Conversations about the oil market once started from two ironclad assumptions. Cheap oil was good for global growth because consumers are more inclined than producers to spend windfall gains and disturbances in the Middle East would send prices higher so the west should back the Arab autocrats who kept the wells pumping.
Received wisdom has been upended. The fall from $100 a barrel in 2014 should have seen consuming nations throwing their hats in the air. Not a bit of it. Europe, beset by stagnation and overwhelmed by refugees, has other things on its mind. The US, now producer as much as consumer, is stuck with anaemic growth. China, the world’s thirstiest economy, has its own challenges. Global equity markets have tumbled in tandem with the oil price.
The geopolitics are likewise counterintuitive. Prices have fallen even as fighting in Iraq, Syria, Yemen and Libya has escalated. Saudi Arabia, once the guarantor of a floor price, now deploys higher output as a weapon against Iran. The nuclear deal with Iran has left the west torn between the old allegiance to Riyadh and the allure of detente with Tehran.
The third law of oil — that price falls are always cyclical diversions from an inexorable rise — looks shaky. The accumulating evidence points to a structural shift that will keep prices relatively low. During the century before the great price shock of the early 1970s the real cost of a barrel of oil was between $10 to $40. Economists at Llewellyn Consulting in London make a convincing case that this trading range offers a rough template for the future.
The 1970s shock rewrote the rules of international relations. The Middle East became a focus of geopolitical attention. The Soviet Union was given a new, albeit shortlived, lease of life. Venezuela, Brazil, Mexico and Nigeria were among those blessed — or perhaps cursed — by soaring prices. Now reimagine this landscape in an era of permanently cheap oil. Some producers doubtless will fare better than others but the power of the petrodollar has gone.
My sense is that western foreign policymakers are still clinging to the idea that nothing much has changed. Low prices will be disruptive — dangerously so in places — but temporary and thus unlikely to alter the geopolitical balance much. Producers will get their act together, high-cost wells will go out of business and the return of global growth will see the price rise again. The doctrine of “peak oil” — that a finite supply of hydrocarbons over time will always pull prices upwards — has its devotees.
Doubtless there will be price spikes but there are strong reasons to suppose the rules have changed. A decade ago, the US was the world’s largest oil importer. Shale oil and gas now assure it of energy self-sufficiency during the 2020s. Shale wells can be capped and uncapped relatively cheaply, providing a shock absorber in international markets. Saudi Arabia remains a swing producer but the “swing” has lost its force.
Russia will be weakened further but declining powers can be more dangerous than rising ones
Opec has been enfeebled. A 1 per cent cut in oil output should push up prices by 10 per cent in the short term, but no single supplier has enough capacity to increase revenues by cutting output. The result is a free-for-all fight for market share. As Llewellyn Consulting puts it, Opec now more closely resembles a secretariat than a cartel.

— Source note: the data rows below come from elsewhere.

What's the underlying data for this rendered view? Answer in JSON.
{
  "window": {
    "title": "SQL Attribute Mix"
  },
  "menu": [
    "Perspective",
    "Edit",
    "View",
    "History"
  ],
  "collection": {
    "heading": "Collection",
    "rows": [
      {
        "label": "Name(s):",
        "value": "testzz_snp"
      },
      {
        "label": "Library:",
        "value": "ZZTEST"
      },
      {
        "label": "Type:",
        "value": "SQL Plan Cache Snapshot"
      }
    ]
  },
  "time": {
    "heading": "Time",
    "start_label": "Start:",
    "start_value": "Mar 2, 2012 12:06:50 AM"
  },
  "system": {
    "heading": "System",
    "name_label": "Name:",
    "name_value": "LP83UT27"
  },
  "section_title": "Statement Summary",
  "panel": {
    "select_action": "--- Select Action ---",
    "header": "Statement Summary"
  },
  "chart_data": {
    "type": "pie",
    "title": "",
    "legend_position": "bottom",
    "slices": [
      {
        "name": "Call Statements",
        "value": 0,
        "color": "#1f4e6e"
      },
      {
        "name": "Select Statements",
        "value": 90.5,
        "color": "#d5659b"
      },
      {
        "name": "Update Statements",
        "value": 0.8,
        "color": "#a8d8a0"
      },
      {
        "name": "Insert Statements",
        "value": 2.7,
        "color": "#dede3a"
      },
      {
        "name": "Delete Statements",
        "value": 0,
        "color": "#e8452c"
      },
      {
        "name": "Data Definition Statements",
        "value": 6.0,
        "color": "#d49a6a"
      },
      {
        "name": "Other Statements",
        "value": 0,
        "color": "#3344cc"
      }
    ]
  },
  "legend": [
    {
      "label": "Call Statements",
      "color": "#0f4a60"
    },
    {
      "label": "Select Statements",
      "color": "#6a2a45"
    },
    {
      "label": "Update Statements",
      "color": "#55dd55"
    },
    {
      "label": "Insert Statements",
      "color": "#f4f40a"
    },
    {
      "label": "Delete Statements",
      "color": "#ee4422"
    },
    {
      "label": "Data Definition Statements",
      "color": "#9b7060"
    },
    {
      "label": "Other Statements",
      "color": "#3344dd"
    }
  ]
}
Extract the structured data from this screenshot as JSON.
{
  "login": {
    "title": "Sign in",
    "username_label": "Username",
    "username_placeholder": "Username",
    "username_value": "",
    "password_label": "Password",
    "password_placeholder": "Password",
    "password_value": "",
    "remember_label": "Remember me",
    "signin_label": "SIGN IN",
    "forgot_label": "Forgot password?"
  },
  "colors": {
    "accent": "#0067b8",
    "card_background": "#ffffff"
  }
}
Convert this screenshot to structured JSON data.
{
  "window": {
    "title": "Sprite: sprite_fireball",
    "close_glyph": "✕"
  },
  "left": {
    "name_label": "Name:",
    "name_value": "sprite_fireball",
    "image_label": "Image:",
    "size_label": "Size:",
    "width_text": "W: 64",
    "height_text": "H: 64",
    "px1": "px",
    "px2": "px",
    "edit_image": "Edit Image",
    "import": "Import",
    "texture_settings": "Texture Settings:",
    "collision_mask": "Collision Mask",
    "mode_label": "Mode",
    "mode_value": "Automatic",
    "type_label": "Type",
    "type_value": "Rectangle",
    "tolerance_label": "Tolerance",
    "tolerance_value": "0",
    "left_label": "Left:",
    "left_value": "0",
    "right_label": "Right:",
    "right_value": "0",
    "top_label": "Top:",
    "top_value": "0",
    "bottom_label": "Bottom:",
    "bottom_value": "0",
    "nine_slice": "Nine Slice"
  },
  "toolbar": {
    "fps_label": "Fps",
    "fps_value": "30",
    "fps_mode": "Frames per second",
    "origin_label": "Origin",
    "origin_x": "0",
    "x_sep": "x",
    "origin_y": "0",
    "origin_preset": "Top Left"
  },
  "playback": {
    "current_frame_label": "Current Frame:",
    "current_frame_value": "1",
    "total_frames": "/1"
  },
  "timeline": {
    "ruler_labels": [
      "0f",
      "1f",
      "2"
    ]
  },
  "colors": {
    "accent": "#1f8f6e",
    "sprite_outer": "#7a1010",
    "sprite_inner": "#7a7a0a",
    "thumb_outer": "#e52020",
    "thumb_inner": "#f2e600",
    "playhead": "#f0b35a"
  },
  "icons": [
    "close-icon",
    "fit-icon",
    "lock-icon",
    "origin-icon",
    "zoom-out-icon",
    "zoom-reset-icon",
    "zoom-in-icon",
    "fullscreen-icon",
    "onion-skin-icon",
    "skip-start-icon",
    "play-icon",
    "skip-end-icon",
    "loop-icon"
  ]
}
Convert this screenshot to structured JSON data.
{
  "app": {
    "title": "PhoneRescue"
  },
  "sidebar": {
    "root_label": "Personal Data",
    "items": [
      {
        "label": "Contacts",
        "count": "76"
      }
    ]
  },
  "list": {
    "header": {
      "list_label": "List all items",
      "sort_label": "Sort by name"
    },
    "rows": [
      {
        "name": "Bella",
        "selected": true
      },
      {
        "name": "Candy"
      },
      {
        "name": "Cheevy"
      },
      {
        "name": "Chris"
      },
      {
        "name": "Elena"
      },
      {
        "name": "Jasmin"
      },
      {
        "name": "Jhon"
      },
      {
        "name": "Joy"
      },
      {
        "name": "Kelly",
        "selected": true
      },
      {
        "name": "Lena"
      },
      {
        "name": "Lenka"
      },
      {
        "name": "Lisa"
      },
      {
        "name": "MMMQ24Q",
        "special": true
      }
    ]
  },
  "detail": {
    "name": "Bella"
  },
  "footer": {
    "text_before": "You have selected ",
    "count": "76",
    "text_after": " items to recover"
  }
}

Environmental laws and alternative energy sources conspire against hydrocarbons. You do not have to believe that governments will meet their climate change targets to forecast an accelerating shift into renewables and alternative energy sources, whether electric cars or solar power. Energy efficiency is pressing in the same direction.
All this means that policymakers should be thinking a lot harder about the geopolitics.
There is not much that is reassuring for a world already described by its insecurities. Whatever the theoretical benefits, the scale and speed of the oil price drop has added another destabilising twist to the forces driving fragmentation and conflict.
Russia, facing powerful economic and demographic headwinds, will be weakened further. Events in Syria suggest Mr Putin may be more threatening for that.
Declining powers can be more dangerous than rising ones. Falling state revenues threaten to undercut the strides made by Nigeria in fighting corruption and the security threat from Boko Haram. The last oil price collapse was among the triggers for civil war in Algeria.
Cheap oil sharpens the Sunni-Shia confrontation in the Gulf, could undermine fatally the Iraqi government and is weakening the Kurds fighting Isis. It may also hasten US and European disengagement from the region. Why get involved if they do not need the oil?
Like the cold war, the petrodollar age imposed a predictability on the world. It would be absurd to lament its passing but just as unwise to ignore the consequences. We may discover soon enough that $30 oil comes with another type of price.